Allie Beaumont – Primary Science
The EEF recently released their evaluation of the Focus4TAPS three-day training programme which aimed to support teaching, learning and assessment in primary science. It is generally felt that teachers in primary schools find the assessment of working scientifically skills more challenging – this programme aimed to support teachers with the understanding of disciplinary knowledge and effective teaching and assessment of this area. The programme was independently evaluated by the EEF and was shown to have a positive impact on student outcomes. It is not often that trials achieve such promising results and this has led to the EEF funding more schools to participate in the evidence-based programme. It is the intention to increase the capacity of accredited trainers so that the programme is more widely accessible.
Focus4TAPS draws together research from the Teacher Assessment in Primary Science (TAPS) project, which was funded by the Primary Science Teaching Trust with the yearlong programme. It is the combining of the research with the training that has been shown to have the impact. The EEF website succinctly explains: “The Focus4TAPS programme aims to improve science attainment of pupils, by improving teaching approaches and assessment in science. The course supports teachers to use assessment for learning in their classrooms, with a particular focus on assessing practical inquiry tasks to help pupils develop scientific reasoning skills and the use of self and peer-assessment to develop pupils’ metacognitive skills. The training provides resources and activities for teachers to use.”

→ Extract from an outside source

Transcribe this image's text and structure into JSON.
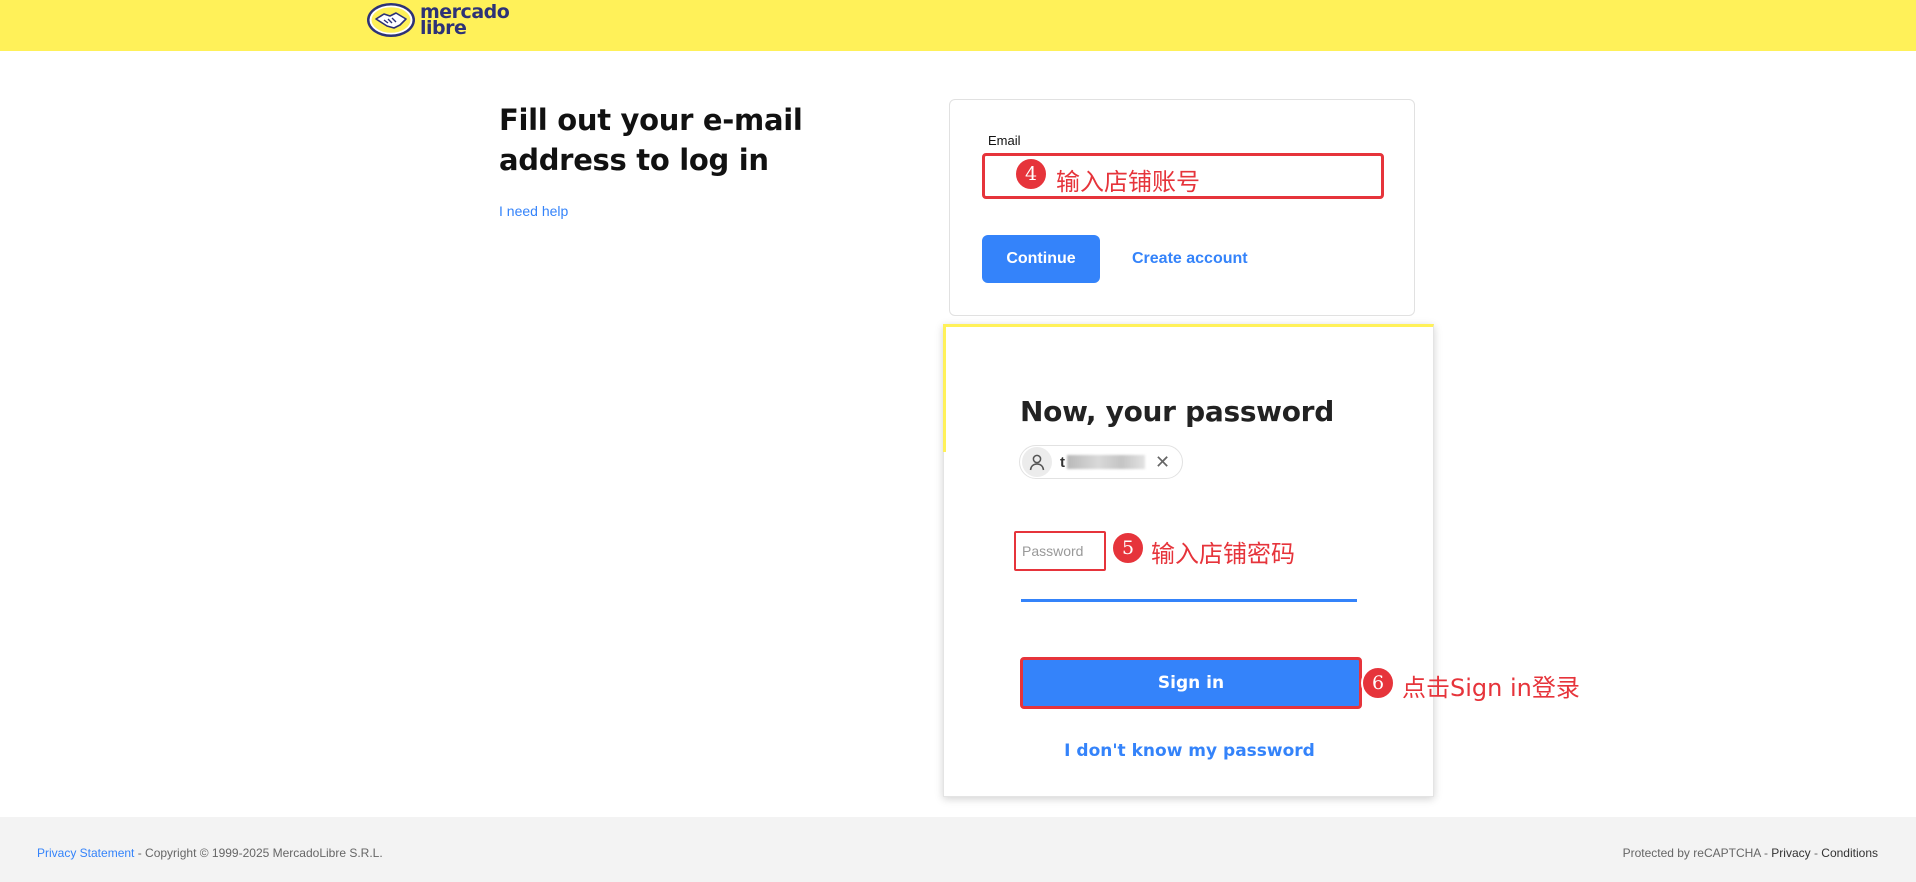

This programme is exciting because of its focus on the disciplinary knowledge and the importance of teachers developing our students into the scientists of tomorrow.

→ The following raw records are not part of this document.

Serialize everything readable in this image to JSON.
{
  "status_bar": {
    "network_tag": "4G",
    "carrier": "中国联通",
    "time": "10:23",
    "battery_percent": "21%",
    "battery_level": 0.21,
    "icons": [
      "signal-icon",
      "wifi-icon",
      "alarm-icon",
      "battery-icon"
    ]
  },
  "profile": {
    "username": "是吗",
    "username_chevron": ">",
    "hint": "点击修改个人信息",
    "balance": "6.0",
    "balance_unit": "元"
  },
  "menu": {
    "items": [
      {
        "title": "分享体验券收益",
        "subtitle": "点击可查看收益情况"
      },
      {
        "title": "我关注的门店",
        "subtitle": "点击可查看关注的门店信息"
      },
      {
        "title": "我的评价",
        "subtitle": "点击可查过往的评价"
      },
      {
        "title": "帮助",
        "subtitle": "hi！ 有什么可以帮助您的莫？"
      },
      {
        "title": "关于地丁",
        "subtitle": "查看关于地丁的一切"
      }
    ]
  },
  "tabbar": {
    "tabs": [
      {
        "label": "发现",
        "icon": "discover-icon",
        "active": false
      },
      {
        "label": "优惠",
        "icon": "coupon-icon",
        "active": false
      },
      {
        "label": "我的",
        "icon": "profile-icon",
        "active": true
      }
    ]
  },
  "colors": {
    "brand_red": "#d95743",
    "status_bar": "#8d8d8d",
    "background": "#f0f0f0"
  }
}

Helen Snelson – Secondary History
There is a real energy about history teaching right now. The history teaching community is vibrant, noisy and there is a restlessness to change what we can, even though the much needed reform of exam specifications is not yet with us. Here are a few exciting things to connect with and keep an eye on:
ii) UCL is leading work on history education for a sustainable future with their new free CPD modules.
iii) The Schools History Project has a new Director, Dan Lyndon-Cohen. Dan brings years of expertise in teaching and teacher education to this role and is very keen to interpret the founding SHP principles for today’s history classrooms. If you are not familiar with the SHP, then you can find out more here.
iv) The Historical Association is leading a project to engage with young voices. You can listen to the first round of this work, in which students in a variety of schools consulted 100s of their peers about what sort of history they would like to learn.